Here is a code-snippet that stores the CPU state when an interrupt happens (it misses a register, can you spot it?). A memory region, accessed through %rax, is used to move the CPU register contents to a process-specific save area.

// Interrupt execution starts here...

// Save original %rax temporarily on the stack 
// because we will overwrite it to hold a reference to save area
pushq %rax

// First, get the pointer to the register save area
rdgsbase %rax
movq 0x8(%rax), %rax

// Save CPU general-purpose register context
// We don't save %rax yet since we used it to
// reference the save area location
movq %rbx,  1*8(%rax)
movq %rcx,  2*8(%rax)
movq %rdx,  3*8(%rax)
movq %rsi,  4*8(%rax)
movq %rdi,  5*8(%rax)
movq %rbp,  6*8(%rax)
// We don't save %rsp yet since it is overridden by CPU on irq entry
movq %r8,   8*8(%rax)
movq %r9,   9*8(%rax)
movq %r10, 10*8(%rax)
movq %r11, 11*8(%rax)
movq %r12, 12*8(%rax)
movq %r13, 13*8(%rax)
movq %r14, 14*8(%rax)
movq %r15, 15*8(%rax)

// Save original rax, which we pushed on the stack previously
popq %r15
movq %r15, 0*8(%rax)

// Save %rsp of interrupted process
movq 5*8(%rsp), %r15
movq %r15, 7*8(%rax)

// Save RIP were we were at before we got interrupted
// This is at rsp+16 (put there by the hardware):
movq 2*8(%rsp), %r15
movq %r15, 16*8(%rax)

// Saves the fs register
rdfsbase %r15
movq %r15, 19*8(%rax)

// Save vector registers
fxsave 24*8(%rax)

// Move on to high-level language function
callq handle_generic_exception

And here is the “opposite” code-snippet that restores the CPU context again (from the save area, now in %rdi) and returns to the interrupted program using iretq (this example doesn’t miss anything and is correct):

// Restore fs and gs registers
swapgs
movq 19*8(%rdi), %rsi
wrfsbase %rsi

// Restore SIMD/vector registers
fxrstor 24*8(%rdi)

// Restore general-purpose CPU registers
movq  0*8(%rdi), %rax
movq  1*8(%rdi), %rbx
movq  2*8(%rdi), %rcx
movq  3*8(%rdi), %rdx
movq  4*8(%rdi), %rsi
// %rdi: Restored last (see below) to preserve `save_area`
movq  6*8(%rdi), %rbp
// %rsp: Restored through `iretq` (see below)
movq  8*8(%rdi), %r8
movq  9*8(%rdi), %r9
movq 10*8(%rdi), %r10
movq 11*8(%rdi), %r11
movq 12*8(%rdi), %r12
movq 13*8(%rdi), %r13
movq 14*8(%rdi), %r14
movq 15*8(%rdi), %r15

// Stack segment register
pushq 18*8(%rdi)
// %rsp stack register
pushq 7*8(%rdi)
// RFLAGS register
pushq 17*8(%rdi)
// Code segment register
pushq 19*8(%rdi)

// Instruction pointer
pushq 16*8(%rdi)

// Restore `rdi` register last, since it was used to reach `save_area`
movq 5*8(%rdi), %rdi

// And back we go:
iretq

The bug in this case was that we simply forgot to ever store RFLAGS to the save area in the first snippet. This meant that every time we returned from an interrupt it would use an outdated RFLAGS (the one which remained from the last time the process did a system call).

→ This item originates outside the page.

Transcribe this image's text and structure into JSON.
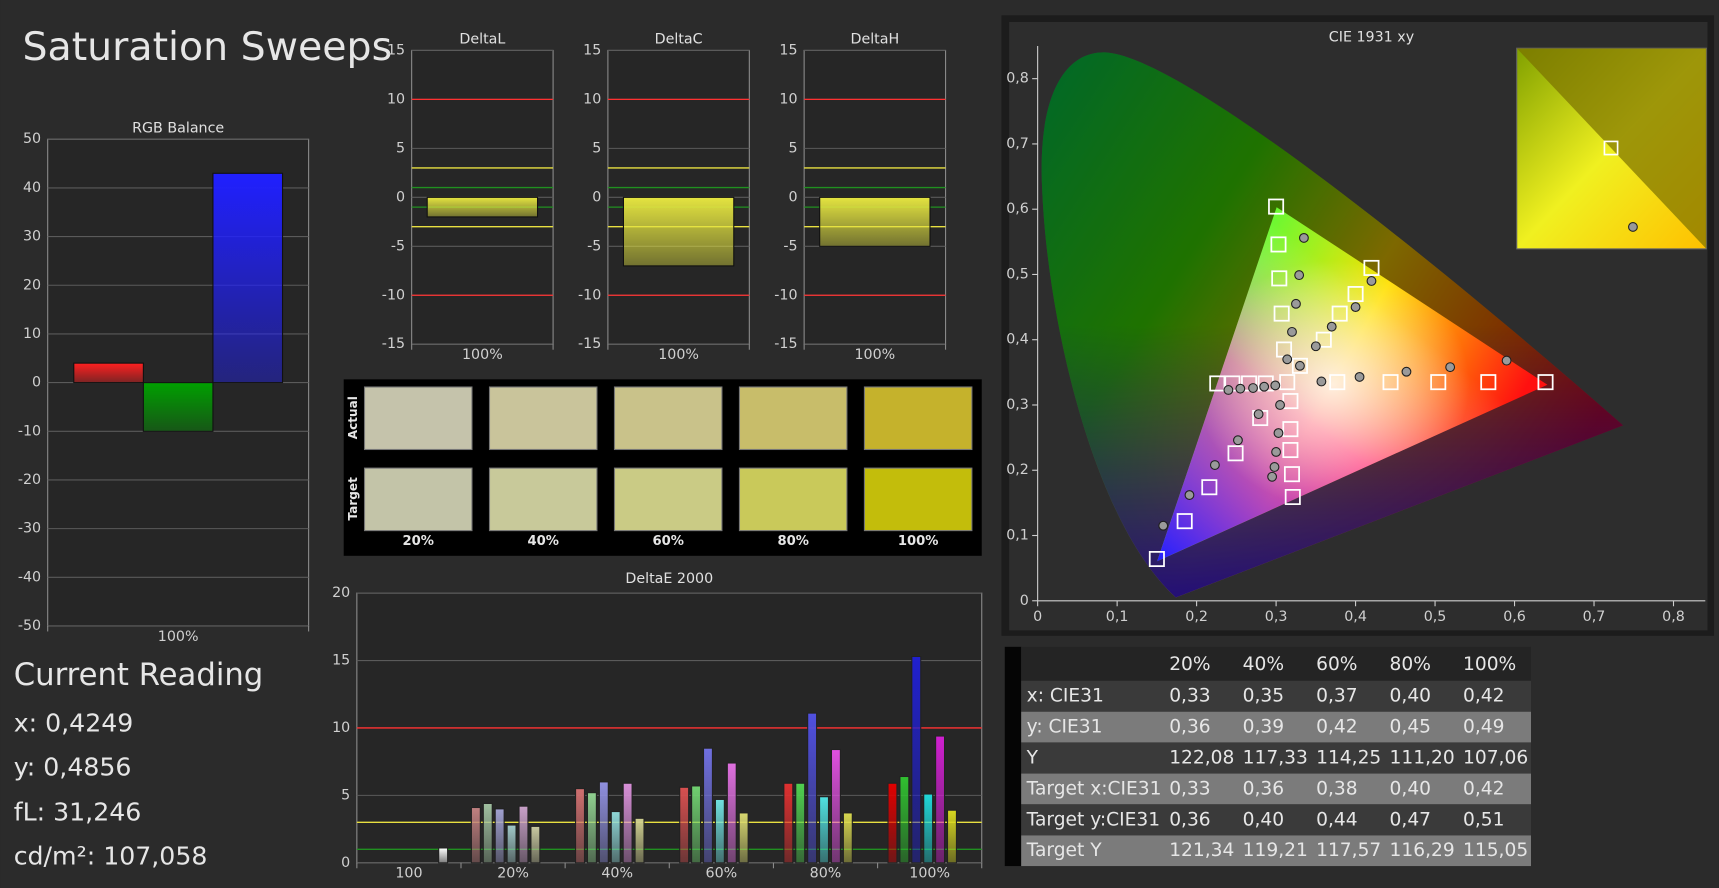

Going back to our branch example from earlier: Imagine an interrupt happens after the CPU already executed cmp but just before it wanted to start executing jne. Instead of resuming execution at jne with the up-to-date RFLAGS, now we resume with an outdated RFLAGS value that may or may not correspond to what cmp computed one instruction earlier. Without restoring RFLAGS properly, our branching became a seemingly random affair – depending on whether interrupts would happen or not and when :).

  1. Another way would be through memory corruption, but that’s not what was happening with this bug.